CC : Nous étions tout à fait conscients que nous venions d’un quartier différent. Nous avons senti que dans l’échange avec les résidents et les habitants, j’avais besoin d’une autre voix, je cherchais quelqu’un qui puisse parler de l’œuvre d’un point de vue plus spécifique, depuis une relation au lieu. J’ai fait des recherches sur le quartier et tout ce à travers quoi il s’exprimait : la musique, le spoken word, l’orchestre amateur local, le chant. J’ai trouvé le livre de Jay, Surge – et quelques lectures audio de celui-ci – et j’ai été frappée par sa force, l’extraordinaire énergie et la colère capables de parler à toutes les gammes de l’expérience humaine. Je suis tombée amoureuse de sa voix, j’ai senti qu’elle parlait de quelque chose que nous devions et voulions inclure, écouter. J’ai rencontré Jay sur la place, sous la pluie, et nous avons beaucoup parlé de logement, et de la négligence des aménageurs envers l’histoire du quartier. Sa contribution a pris de l’ampleur, et je suis aujourd’hui incroyablement reconnaissante à Jay d’avoir accepté le projet et que son texte ait pu finir par constituer la quasi-totalité de la bande-son.

Nous suivons en filigrane, de façon non chronologique, l’élaboration de l’aire de jeu que vous avez imaginée, jusqu’aux ouvriers qui installent la pièce. Peut-on considérer qu’il s’agit aussi d’un film sur le travail, comme une sorte d’envers de l’idée de jeu ?

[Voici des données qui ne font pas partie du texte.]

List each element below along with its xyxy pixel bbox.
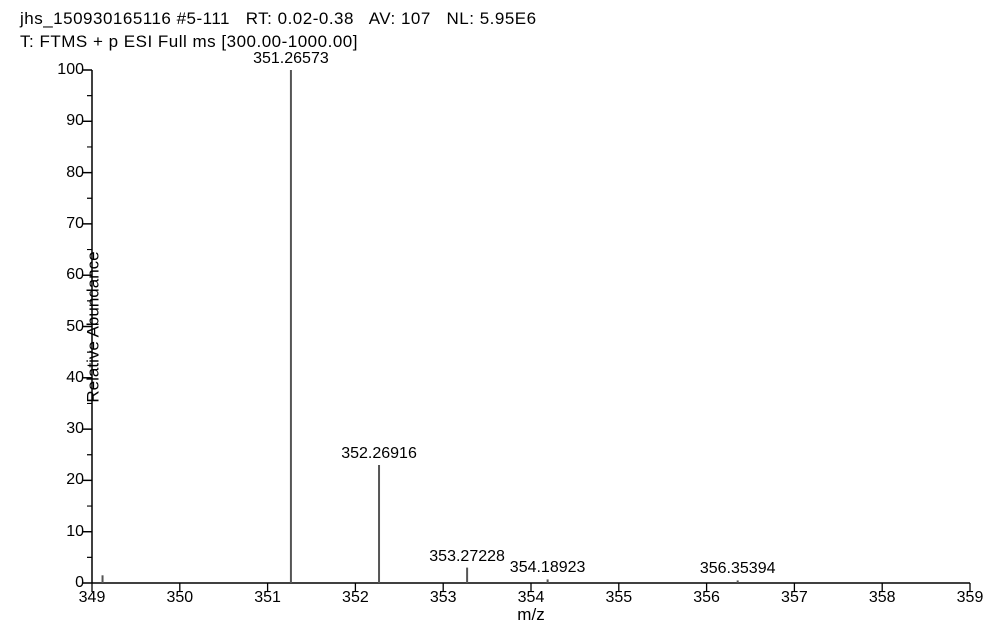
y-tick-label: 10	[66, 523, 92, 541]
x-axis-title: m/z	[517, 605, 544, 625]
y-tick-label: 50	[66, 318, 92, 336]
x-tick-label: 352	[342, 583, 369, 607]
x-tick-label: 350	[166, 583, 193, 607]
y-tick-label: 30	[66, 420, 92, 438]
peak-label: 356.35394	[700, 560, 776, 578]
peak-label: 354.18923	[510, 559, 586, 577]
y-tick-label: 70	[66, 215, 92, 233]
x-tick-label: 354	[518, 583, 545, 607]
y-tick-label: 100	[57, 61, 92, 79]
header-line-2: T: FTMS + p ESI Full ms [300.00-1000.00]	[20, 31, 984, 54]
av-label: AV:	[369, 9, 396, 28]
nl-label: NL:	[447, 9, 475, 28]
spectrum-chart: Relative Abundance m/z 01020304050607080…	[92, 70, 970, 583]
peak-label: 353.27228	[429, 548, 505, 566]
x-tick-label: 357	[781, 583, 808, 607]
x-tick-label: 358	[869, 583, 896, 607]
peak-label: 351.26573	[253, 50, 329, 68]
rt-label: RT:	[246, 9, 273, 28]
file-id: jhs_150930165116 #5-111	[20, 9, 230, 28]
x-tick-label: 349	[79, 583, 106, 607]
y-tick-label: 80	[66, 164, 92, 182]
rt-value: 0.02-0.38	[278, 9, 354, 28]
x-tick-label: 356	[693, 583, 720, 607]
nl-value: 5.95E6	[480, 9, 537, 28]
x-tick-label: 351	[254, 583, 281, 607]
y-tick-label: 20	[66, 471, 92, 489]
spectrum-svg	[92, 70, 970, 583]
x-tick-label: 353	[430, 583, 457, 607]
y-tick-label: 60	[66, 266, 92, 284]
header-line-1: jhs_150930165116 #5-111 RT: 0.02-0.38 AV…	[20, 8, 984, 31]
peak-label: 352.26916	[341, 445, 417, 463]
av-value: 107	[401, 9, 431, 28]
x-tick-label: 355	[605, 583, 632, 607]
y-tick-label: 40	[66, 369, 92, 387]
y-tick-label: 90	[66, 112, 92, 130]
x-tick-label: 359	[957, 583, 984, 607]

CC & BR : C’est tout à fait de ça qu’il s’agit. Un film sur l’emploi, sur le travail, à la fois comme condition nécessaire à la construction de lieux dédiés au temps libre, et le travail comme envers de quelqu’un chose, d’un lieu inaccessible, qui ne serait pas dominé par le travail ou l’exploitation – l’autre côté du miroir de nos sociétés.

Le 16 mm est votre matériau de prédilection. Ici, vous jouez avec des multi-expositions, avec des couleurs qui pourraient rappeler l’aire de jeu. Pourquoi ce procédé visuel ?

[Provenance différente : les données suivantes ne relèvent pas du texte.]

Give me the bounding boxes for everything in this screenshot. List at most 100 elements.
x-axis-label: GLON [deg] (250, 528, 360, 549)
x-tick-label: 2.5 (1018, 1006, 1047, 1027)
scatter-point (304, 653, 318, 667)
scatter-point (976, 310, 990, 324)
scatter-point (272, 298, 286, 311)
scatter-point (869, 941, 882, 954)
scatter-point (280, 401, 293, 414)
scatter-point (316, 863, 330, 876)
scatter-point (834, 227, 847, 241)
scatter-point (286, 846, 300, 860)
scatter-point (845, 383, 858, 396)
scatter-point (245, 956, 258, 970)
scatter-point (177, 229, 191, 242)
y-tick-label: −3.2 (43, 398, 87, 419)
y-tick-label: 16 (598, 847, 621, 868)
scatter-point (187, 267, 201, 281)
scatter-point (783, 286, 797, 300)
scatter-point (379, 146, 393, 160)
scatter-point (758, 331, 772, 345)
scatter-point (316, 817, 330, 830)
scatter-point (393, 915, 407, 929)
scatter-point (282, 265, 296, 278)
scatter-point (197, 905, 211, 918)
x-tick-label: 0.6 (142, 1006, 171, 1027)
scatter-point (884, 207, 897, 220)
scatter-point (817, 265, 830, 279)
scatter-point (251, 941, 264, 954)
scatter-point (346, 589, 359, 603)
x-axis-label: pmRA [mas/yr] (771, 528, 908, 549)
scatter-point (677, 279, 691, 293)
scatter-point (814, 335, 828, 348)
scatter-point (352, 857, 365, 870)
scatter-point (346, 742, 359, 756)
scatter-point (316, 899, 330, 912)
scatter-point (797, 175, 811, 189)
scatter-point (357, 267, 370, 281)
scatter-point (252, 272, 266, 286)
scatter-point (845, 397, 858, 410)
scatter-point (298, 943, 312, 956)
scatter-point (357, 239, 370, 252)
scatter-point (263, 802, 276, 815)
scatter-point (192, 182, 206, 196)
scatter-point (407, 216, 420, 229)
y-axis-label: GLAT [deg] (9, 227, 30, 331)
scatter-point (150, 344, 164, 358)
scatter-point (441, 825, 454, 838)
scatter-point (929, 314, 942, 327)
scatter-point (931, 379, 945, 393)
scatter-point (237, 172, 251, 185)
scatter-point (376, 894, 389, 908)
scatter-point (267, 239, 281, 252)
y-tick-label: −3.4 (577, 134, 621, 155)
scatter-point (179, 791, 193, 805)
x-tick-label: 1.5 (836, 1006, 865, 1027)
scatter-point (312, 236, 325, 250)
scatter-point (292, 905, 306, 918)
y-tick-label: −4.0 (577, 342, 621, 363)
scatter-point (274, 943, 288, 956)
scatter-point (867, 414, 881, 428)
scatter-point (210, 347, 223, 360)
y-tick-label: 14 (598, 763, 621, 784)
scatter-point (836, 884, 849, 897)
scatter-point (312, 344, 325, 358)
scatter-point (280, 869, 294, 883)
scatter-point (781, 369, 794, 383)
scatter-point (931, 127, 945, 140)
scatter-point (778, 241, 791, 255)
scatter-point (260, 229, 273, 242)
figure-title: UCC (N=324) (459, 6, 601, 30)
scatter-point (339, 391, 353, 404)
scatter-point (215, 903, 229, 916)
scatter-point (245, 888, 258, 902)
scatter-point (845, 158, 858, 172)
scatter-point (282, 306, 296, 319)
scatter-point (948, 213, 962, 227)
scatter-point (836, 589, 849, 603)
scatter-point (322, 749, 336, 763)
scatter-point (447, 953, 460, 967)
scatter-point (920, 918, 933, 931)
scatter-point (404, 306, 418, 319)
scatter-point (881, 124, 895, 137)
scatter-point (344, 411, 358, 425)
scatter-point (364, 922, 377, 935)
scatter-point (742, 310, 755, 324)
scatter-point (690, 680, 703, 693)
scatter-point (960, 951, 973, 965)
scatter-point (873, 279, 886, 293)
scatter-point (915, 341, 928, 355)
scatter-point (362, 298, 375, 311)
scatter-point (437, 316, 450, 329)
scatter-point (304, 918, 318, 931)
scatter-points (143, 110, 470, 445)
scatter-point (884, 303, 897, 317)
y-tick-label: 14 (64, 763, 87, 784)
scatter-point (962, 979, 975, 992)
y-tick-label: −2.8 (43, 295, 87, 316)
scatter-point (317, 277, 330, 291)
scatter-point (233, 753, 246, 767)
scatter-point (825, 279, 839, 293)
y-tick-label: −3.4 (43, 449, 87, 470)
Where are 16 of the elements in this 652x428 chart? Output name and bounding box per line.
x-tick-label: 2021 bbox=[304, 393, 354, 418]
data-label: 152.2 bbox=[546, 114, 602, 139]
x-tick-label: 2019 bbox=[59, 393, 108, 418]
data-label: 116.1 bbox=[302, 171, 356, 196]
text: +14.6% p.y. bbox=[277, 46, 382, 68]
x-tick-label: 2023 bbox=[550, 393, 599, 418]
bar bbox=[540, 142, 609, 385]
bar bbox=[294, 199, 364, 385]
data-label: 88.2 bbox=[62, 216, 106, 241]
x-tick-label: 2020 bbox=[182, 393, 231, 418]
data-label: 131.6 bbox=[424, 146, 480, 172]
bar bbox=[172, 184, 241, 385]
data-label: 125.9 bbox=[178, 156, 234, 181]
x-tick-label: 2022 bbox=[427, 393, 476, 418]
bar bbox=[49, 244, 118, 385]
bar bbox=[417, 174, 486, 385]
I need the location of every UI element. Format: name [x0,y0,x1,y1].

CC & BR : Il est intéressant de noter que c’est dans le travail de séparation des couleurs que nos méthodologies se sont rencontrées. Ben a réalisé de nombreux travaux utilisant la séparation des couleurs comme moyen de contenir le temps, mais dans le domaine de l’impression. La séparation en trois couleurs nous a permis de montrer l’espace de l’aire de jeu sur trois périodes de temps distinctes : la première couche lorsque l’aire de jeu originale était encore en place, la deuxième lorsque la nouvelle aire de jeu était en cours d’installation et la troisième lorsque la nouvelle aire de jeu était terminée. Ces couches ont ensuite été colorisées pour imiter les couleurs peintes utilisées sur l’aire de jeux elle-même.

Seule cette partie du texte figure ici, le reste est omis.